On 10/4/21 16:56, Christoph Lameter wrote:
On Fri, 1 Oct 2021, Hyeonggon Yoo wrote:
quoted
Looking at other layers, they implemented queuing layer outside of SLUB.
See commit 795bb1c00dd ("net: bulk free infrastructure for NAPI context,
use napi_consume_skb") for example. They made skb cache because SLUB is
not suitable for intensive alloc/free.

And because the queue is outside of slab, it can go lockless
depending on it's context. (But it's not easy to do so in slab because
slab is general purpose allocator.)
The queuing within in SLUB/SLAB is lockless.
quoted
So current approach on place where slab's performance is critical
is implementing queuing layer on top of slab.
If you have to use object specific characteristics to optimize then yes
you can optimize further. However, the slab allocators implement each
their own form of queuing that is generic.
quoted
Then new question arising:
    - Is that proper way to solve fundamental problem?
There is a problem?
If someone benefits from implementing a caching layer on top of SL*B, it
probably indicates a problem.
quoted
      - why not use SLAB if they need queuing?

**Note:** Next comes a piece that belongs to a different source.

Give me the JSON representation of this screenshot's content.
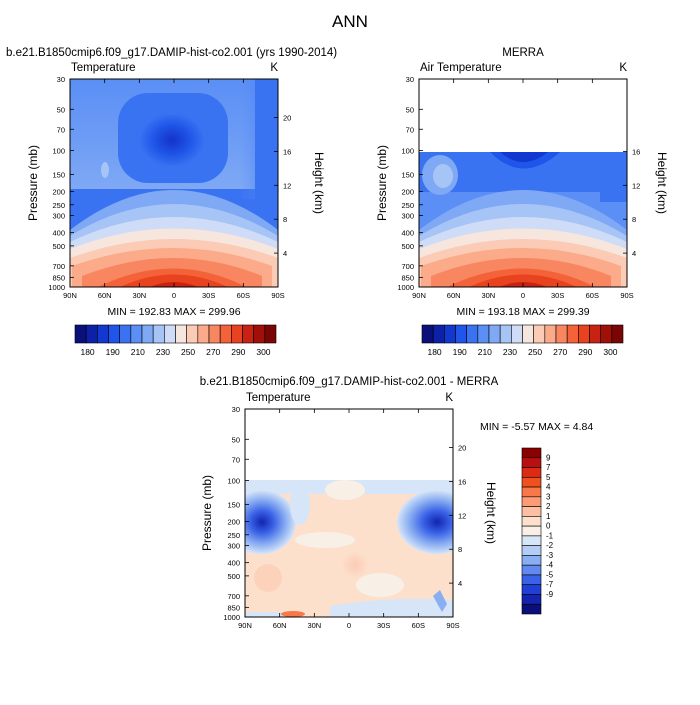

SLAB is LIFO queuing whereas SLUB uses spatial considerations and queues
within a page before going outside.
IIUC SLUB queueing works well for allocation (we just consume a per-cpu
freelist that nobody else can touch) but freeing uses the corresponding
page's freelist so the atomics are more expensive. In both cases the linked
freelists might be also worse for cache locality than an array of pointers.
So perhaps some workload still benefit from a array-based cache on top of
SLUB and it would be great if they didn't have to implement own solutions?
Slab requires disabling interrupts,
SLUB is optimized to rely on per cpu atomics and there are numerous other
differences.
quoted
      - how does this approach work on SLAB?
SLAB has a lockless layer that is only requiring disabling interrupts. It
provides a generic queuing layer as well.

See my talk on Slab allocators awhile back.